Our government controlled and increasingly standardized education system works hard to say as some of my students have; “a ‘D’ is good enough.” Or, “At our school we receive an attendance diploma it just means we were there it don’t mean we learned anything.”  Assignments such as I witnessed in a 12th grade Political Science class, “Watch Michael Moore's film, ‘Fahrenheit 9/11’ and then write an essay on how many ways Bush lied to trick us into invading Iraq” show indoctrination has in many places swallowed education.  Circumstances such as these tend to stifle those who would drive innovation and promote those who are just along for the ride, pass the mediocre while holding back the brilliant.
We have moved from a capitalist system to a mixed economy and now under a president who promised tofundamentally transform America we are lurching into a socialist system in all but name that seeks to ensure equality of result instead of the equal opportunity which has traditionally been the seedbed of America’s meritocracy.  We have transitioned from a small limited government, a representative republic that operates on democratic principles into an all-powerful central government that operates through a massive bureaucracy. Executive orders are used to make end-runs around Congress and the Constitution.  Unconstitutional and illegal recess appointments are used to avoid the scrutiny of a Senate confirmation.  Our borders are for all intents and purposes open like an automatic door at Wal-Mart.  Forgetting what Ronald Reagan told us, “A nation without borders is not a nation." 

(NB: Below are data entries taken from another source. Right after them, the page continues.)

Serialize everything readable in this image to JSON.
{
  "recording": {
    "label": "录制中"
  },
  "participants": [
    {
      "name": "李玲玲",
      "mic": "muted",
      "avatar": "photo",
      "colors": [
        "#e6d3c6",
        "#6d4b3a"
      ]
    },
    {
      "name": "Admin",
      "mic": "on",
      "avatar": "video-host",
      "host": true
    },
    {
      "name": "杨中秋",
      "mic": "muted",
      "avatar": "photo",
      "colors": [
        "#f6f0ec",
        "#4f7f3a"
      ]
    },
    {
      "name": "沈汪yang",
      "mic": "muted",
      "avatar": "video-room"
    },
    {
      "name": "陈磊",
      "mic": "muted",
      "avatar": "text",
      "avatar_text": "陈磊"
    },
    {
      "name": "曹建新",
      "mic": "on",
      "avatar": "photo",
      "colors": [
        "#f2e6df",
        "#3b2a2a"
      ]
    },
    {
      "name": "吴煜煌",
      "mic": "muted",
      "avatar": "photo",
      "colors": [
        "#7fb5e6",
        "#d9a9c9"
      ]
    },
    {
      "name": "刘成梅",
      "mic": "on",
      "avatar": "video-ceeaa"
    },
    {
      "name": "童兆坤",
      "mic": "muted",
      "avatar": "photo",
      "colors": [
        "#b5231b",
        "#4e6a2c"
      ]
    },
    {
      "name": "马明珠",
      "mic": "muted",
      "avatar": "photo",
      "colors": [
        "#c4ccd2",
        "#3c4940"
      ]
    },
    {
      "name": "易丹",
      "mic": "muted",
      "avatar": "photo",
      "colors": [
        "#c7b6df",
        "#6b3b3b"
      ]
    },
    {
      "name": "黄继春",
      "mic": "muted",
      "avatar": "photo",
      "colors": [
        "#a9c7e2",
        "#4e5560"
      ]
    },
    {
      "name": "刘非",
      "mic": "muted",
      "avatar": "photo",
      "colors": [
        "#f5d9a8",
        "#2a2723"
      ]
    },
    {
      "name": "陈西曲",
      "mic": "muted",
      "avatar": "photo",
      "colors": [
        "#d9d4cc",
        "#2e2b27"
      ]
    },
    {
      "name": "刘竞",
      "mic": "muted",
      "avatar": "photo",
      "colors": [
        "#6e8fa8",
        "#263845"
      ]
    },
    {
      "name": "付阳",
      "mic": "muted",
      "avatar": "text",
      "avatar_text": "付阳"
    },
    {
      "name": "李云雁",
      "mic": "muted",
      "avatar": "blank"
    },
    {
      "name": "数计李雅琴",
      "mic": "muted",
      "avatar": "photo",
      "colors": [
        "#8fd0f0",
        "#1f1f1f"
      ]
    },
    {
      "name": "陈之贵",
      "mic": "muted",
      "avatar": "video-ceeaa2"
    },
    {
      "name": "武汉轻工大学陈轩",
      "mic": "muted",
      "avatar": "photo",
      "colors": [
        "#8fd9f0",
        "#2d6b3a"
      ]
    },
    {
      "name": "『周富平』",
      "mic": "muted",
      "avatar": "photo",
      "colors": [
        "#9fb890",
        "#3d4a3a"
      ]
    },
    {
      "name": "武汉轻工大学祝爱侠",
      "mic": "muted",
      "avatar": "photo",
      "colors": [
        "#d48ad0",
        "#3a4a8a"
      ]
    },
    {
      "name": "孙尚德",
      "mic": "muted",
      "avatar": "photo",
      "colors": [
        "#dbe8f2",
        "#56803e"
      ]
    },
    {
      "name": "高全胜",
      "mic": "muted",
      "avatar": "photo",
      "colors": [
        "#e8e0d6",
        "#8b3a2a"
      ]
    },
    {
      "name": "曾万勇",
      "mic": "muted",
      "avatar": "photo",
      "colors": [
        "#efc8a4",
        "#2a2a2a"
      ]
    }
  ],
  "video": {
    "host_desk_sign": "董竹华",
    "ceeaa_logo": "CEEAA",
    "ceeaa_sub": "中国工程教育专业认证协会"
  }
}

Norman Thomas, an early Socialist candidate for President said, "The American people will never knowingly adopt socialism. But, under the name of ‘liberalism’ they will adopt every fragment of the socialist program, until one day America will be a socialist nation, without knowing how it happened."  And as Lenin said, “Socialized Medicine is the Keystone to the Arch of the Socialist State.” 

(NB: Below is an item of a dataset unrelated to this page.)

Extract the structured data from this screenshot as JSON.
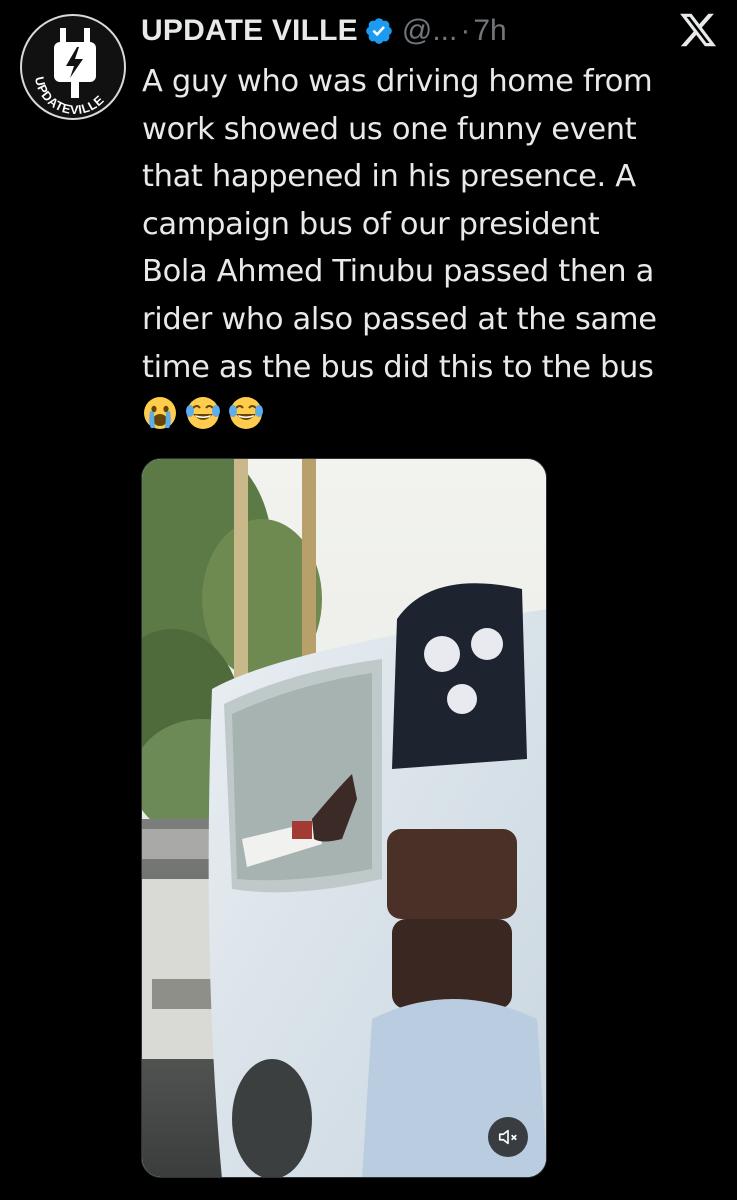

Step-by-step we have journeyed from being a people birthed in rebellion against tyranny, a people who founded the world’s first experiment in a government of the people, by the people and for the people.  Until a nation founded upon a written constitution which guaranteed limited-government, personal liberty, and economic freedom has become just another failed utopia that is spending itself into oblivion as the band plays, “let the good times roll.” 
At a time like this it is good to remember some of the wisdom of those who have gone before:   
Noah Webster said, "There is no nation on earth powerful enough to accomplish our overthrow.   Our destruction, should it come at all, will be from the inattention of the people to the concerns of their government." 

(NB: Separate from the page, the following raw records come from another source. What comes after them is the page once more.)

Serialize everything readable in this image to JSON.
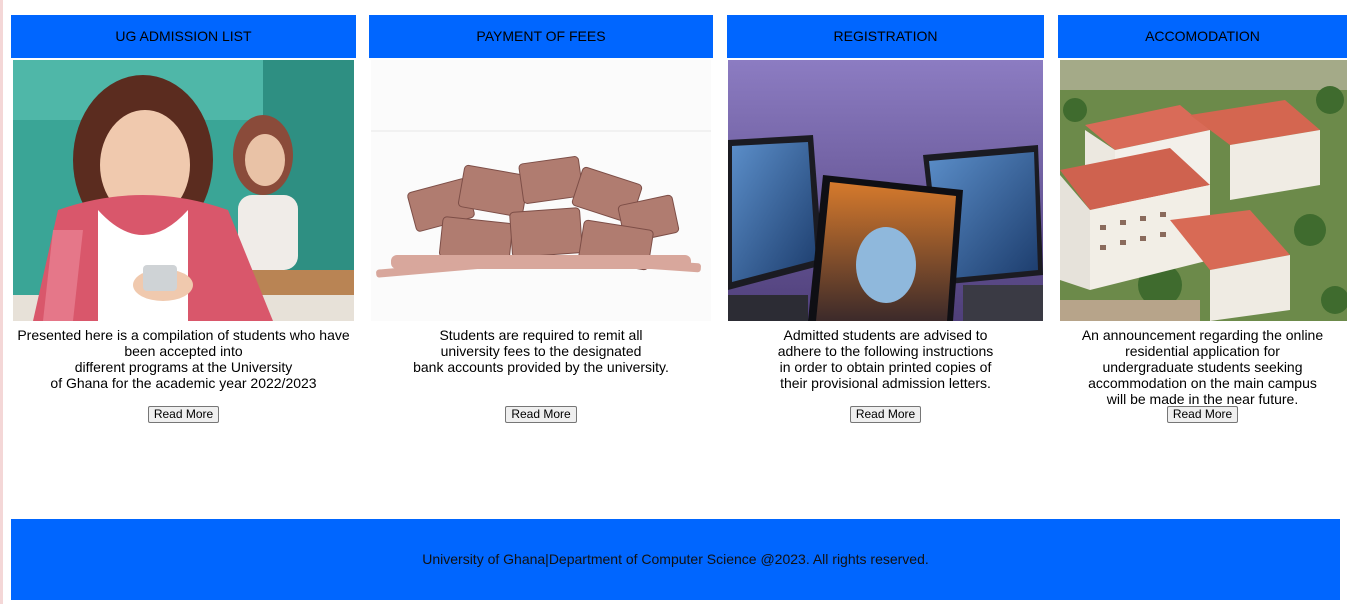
{
  "cards": [
    {
      "title": "UG ADMISSION LIST",
      "text": "Presented here is a compilation of students who have been accepted into\ndifferent programs at the University\nof Ghana for the academic year 2022/2023",
      "button": "Read More",
      "image": "student-with-phone-photo"
    },
    {
      "title": "PAYMENT OF FEES",
      "text": "Students are required to remit all\nuniversity fees to the designated\nbank accounts provided by the university.",
      "button": "Read More",
      "image": "cedi-banknotes-pile-photo"
    },
    {
      "title": "REGISTRATION",
      "text": "Admitted students are advised to\nadhere to the following instructions\nin order to obtain printed copies of\ntheir provisional admission letters.",
      "button": "Read More",
      "image": "laptops-photo"
    },
    {
      "title": "ACCOMODATION",
      "text": "An announcement regarding the online\nresidential application for\nundergraduate students seeking\naccommodation on the main campus\nwill be made in the near future.",
      "button": "Read More",
      "image": "campus-hostels-aerial-photo"
    }
  ],
  "footer": {
    "text": "University of Ghana|Department of Computer Science @2023. All rights reserved."
  },
  "colors": {
    "primary": "#0066ff"
  }
}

Alexis de Tocqueville said, "The American Republic will endure, until politicians realize they can bribe the people with their own money." 
Benjamin Franklin said, “When the people find that they can vote themselves money that will herald the end of the republic.” 
Barry Goldwater said, "A government that is big enough to give you all you want is big enough to take it all away." 
AND 
Alexander Tyler said, “A democracy is always temporary in nature; it simply cannot exist as a permanent form of government. A democracy will continue to exist up until the time that voters discover that they can vote themselves generous gifts from the public treasury. From that moment on, the majority always votes for the candidates who promise the most benefits from the public treasury, with the result that every democracy will finally collapse due to loose fiscal policy, which is always followed by a dictatorship” 
A word to the wise they say is sufficient.